Fernyhough goes on to say:
Where the money came from
In 2016-17, the government coffers took in a total of $409.9 billion, compared to the expected $405.7 billion. The lion’s share of that – $379.3 billion – came through taxation. The outperforming taxpayers were companies, consumers (via the GST) and importers (via customs and excise).
High income taxpayers contributed more than expected, while lower income taxpayers contributed less, bringing the overall income tax intake to sit around what was expected.
Non-tax receipts, which came from the sale of goods and services and interest on investments, stood at just over $30 million for the year.
Again, utter tosh.
There are no “government coffers” – the federal government does not run a bank account in a conventional sense, any more than Qantas have stocks of Frequent Flyers for a rainy day. The government does not recycle dollars – there’s no warehouse of them that must be stocked up before they can be issued on pension day. Every dollar the federal government spends is a new dollar that exists because it was spent by the federal government. So what stops all this money issuance causing inflation?
That’s where taxation comes in. It’s not the source of government funds, but the release valve that counteracts inflationary pressure. It’s the drain at the bottom that stops the flow from the tap at the top from overflowing the bath.
I have no idea what Mr Fernyhough thinks an “outperforming taxpayer” is. It’s not a term I’ve heard before, and I am hoping I don’t hear it again.
Where the money went
Over the 2016-17 year, the government spent a total of $438.9 billion, which was $1.3 billion less than it expected.
The savings came from slow take-up of the National Disability Insurance Scheme, lower-than-expected payments to states for infrastructure projects, and lower-than-expected spending on wage subsidies, among others.
These are not savings. There is no bank account to store such savings in. A more accurate way of stating this sentence would be:
the government reduced the size of the economy by $1.3 billion by withholding money from the disabled that they could have otherwise re-spent in the economy, by failing to invest in infrastructure projects and the employment that they would create, and by deliberately suppressing the spending capacity of wage-earners.
The article finishes with some quotes from Morrison about how he’s “keeping expenditure under control”. Nothing new there, our Treasurer has absolutely no idea what he’s doing. But Jim Chalmers (ALP) manages to keep the idiocy bipartisan, by blathering about “budget repair” and the size of the deficit.

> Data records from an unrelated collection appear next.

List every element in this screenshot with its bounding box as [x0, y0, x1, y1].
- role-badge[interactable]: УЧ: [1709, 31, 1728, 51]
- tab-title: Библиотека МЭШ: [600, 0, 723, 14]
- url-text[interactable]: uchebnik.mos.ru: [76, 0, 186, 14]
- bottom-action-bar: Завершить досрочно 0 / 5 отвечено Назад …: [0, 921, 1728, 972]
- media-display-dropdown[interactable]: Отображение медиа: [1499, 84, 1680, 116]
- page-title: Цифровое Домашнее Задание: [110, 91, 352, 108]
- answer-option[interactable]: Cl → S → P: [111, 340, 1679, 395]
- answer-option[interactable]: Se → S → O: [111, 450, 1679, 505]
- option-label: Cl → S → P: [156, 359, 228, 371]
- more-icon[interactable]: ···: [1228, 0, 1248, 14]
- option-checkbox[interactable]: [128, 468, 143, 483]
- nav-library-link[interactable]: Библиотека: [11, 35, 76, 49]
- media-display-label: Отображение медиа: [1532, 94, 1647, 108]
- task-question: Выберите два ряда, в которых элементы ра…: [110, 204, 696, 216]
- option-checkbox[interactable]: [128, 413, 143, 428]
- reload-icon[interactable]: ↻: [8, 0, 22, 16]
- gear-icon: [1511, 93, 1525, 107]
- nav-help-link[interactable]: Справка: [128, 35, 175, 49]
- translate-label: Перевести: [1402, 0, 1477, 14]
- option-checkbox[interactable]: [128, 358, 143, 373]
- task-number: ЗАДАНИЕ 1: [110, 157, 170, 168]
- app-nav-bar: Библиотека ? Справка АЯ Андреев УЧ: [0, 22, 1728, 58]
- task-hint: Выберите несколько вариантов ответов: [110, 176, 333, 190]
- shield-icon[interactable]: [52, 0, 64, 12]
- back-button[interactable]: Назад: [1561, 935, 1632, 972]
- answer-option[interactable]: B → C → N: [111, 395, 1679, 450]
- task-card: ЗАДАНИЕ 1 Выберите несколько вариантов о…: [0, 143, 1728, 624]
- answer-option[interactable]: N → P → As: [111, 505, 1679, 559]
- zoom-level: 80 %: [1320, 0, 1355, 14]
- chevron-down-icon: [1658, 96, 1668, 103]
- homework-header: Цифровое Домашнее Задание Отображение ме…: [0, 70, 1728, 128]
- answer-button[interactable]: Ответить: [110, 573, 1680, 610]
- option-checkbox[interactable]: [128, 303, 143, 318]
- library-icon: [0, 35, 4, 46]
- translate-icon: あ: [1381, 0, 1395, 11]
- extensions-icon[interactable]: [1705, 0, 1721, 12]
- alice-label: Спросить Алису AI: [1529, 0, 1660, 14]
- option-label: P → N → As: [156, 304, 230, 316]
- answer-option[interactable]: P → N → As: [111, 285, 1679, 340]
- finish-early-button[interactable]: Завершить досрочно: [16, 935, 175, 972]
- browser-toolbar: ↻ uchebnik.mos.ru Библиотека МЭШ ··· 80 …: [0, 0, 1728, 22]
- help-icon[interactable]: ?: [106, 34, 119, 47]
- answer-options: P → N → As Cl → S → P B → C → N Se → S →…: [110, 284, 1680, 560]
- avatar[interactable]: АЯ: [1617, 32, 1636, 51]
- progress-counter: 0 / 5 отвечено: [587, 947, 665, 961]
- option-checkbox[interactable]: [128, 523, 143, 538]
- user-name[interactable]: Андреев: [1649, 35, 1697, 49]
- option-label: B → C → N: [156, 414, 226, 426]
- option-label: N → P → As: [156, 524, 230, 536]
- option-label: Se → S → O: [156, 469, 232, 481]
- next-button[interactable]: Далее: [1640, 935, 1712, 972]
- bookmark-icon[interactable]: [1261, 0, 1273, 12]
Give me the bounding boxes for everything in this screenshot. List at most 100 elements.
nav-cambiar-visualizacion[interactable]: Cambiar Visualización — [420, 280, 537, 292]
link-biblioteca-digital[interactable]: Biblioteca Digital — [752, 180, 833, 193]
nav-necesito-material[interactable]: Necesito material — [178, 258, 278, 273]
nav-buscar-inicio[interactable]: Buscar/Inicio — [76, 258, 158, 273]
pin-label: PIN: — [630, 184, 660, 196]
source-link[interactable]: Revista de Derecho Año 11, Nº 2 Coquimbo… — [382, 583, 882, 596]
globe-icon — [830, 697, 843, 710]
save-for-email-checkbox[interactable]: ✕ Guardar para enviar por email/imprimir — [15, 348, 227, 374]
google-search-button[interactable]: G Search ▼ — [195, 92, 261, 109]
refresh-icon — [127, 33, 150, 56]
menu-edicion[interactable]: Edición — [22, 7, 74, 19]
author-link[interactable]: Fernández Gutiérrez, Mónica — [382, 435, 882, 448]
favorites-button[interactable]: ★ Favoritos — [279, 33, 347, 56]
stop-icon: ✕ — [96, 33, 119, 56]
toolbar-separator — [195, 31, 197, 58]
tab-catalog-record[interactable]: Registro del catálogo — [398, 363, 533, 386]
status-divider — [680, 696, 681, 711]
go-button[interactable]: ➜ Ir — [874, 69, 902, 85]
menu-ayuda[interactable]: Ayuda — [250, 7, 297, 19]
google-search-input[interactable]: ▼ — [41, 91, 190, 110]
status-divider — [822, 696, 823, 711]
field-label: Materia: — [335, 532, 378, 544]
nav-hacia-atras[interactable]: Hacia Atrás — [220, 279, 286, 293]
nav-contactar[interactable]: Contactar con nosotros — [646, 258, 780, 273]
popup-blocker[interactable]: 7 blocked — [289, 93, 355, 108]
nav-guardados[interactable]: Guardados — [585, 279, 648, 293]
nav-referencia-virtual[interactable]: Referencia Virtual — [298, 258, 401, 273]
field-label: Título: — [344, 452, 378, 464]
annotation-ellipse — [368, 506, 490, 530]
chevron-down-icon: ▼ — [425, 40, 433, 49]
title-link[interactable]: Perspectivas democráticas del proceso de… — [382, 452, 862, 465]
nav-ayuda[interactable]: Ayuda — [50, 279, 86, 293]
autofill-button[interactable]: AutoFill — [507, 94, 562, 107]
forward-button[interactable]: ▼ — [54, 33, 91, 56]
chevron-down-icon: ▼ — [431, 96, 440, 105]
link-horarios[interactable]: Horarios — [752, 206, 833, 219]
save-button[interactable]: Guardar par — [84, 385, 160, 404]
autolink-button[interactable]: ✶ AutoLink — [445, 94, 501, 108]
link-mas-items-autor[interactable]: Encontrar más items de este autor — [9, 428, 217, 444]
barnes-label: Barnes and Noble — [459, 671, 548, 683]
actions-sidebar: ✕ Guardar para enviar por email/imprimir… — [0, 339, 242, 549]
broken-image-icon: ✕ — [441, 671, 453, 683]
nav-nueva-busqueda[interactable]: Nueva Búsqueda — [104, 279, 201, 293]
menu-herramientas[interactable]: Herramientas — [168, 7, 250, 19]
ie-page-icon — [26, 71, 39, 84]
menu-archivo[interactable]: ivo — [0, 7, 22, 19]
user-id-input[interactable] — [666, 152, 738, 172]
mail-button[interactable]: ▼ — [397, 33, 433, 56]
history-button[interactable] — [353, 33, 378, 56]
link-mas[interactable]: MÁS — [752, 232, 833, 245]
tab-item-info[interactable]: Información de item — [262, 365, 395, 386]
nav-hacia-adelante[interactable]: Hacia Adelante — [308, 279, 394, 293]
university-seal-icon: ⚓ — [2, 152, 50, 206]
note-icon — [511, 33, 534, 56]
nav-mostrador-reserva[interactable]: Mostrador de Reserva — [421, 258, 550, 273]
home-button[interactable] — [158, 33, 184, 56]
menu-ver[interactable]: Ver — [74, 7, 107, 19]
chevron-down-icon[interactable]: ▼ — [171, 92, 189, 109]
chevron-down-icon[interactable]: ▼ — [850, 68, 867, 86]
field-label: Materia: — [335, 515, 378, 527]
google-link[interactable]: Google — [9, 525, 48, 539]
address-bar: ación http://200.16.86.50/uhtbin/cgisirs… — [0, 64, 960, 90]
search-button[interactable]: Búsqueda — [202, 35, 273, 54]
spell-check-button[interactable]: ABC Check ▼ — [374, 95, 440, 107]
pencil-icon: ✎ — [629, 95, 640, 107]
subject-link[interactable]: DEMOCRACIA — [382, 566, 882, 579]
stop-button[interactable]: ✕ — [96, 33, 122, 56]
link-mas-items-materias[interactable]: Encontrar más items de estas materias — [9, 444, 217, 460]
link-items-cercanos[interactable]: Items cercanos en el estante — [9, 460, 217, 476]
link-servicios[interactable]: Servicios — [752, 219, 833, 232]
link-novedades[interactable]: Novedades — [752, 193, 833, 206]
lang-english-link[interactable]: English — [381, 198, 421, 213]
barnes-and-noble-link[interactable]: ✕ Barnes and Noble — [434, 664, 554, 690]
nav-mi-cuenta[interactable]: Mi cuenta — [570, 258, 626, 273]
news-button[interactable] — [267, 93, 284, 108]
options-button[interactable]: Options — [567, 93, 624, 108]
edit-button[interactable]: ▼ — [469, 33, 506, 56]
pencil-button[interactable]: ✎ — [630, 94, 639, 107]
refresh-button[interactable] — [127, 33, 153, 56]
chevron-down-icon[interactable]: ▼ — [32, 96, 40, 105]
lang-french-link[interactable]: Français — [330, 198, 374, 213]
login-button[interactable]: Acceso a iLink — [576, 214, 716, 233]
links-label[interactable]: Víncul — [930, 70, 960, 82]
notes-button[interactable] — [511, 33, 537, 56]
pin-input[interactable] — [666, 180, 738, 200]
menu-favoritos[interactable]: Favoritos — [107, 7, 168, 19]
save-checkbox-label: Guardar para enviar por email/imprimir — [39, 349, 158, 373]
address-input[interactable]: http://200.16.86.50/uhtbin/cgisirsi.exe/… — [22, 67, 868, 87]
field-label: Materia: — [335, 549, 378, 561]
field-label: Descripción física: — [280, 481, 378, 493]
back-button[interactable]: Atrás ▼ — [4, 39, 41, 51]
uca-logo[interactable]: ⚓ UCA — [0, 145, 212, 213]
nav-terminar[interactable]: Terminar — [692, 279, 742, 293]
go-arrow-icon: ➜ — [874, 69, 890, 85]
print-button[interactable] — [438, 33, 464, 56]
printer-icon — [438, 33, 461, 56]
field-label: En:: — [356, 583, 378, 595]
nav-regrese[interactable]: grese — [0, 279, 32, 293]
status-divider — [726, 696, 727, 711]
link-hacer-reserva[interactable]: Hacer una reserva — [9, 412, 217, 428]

The size of the deficit is not important. It is what it is. What matters is the level of unemployment and the level of inflation. To extend the earlier metaphor: do you care how many Frequent Flyer points Qantas have issued? Of course not. What matters is that there are not so many of them that Qantas could not provide the services to which holders of them are entitled when they want to claim them. That’s the employment/production equivalent in this metaphor, and if it’s not there when demanded, the value of those Frequent Flyers declines. You would need more of them to obtain the same service than you used to. That is the literal definition of inflation. It’s not the number of dollars in the economy that matters, but their stable purchasing power.
If the government allocated their resources and efforts in getting both unemployment and inflation below 2%, the economy would be in rude health. Focussing on the fiscal deficit or surplus is like a footy coach obsessing about the number of inside-50s their team takes, and not the scoreboard. It’s losing sight of the main game.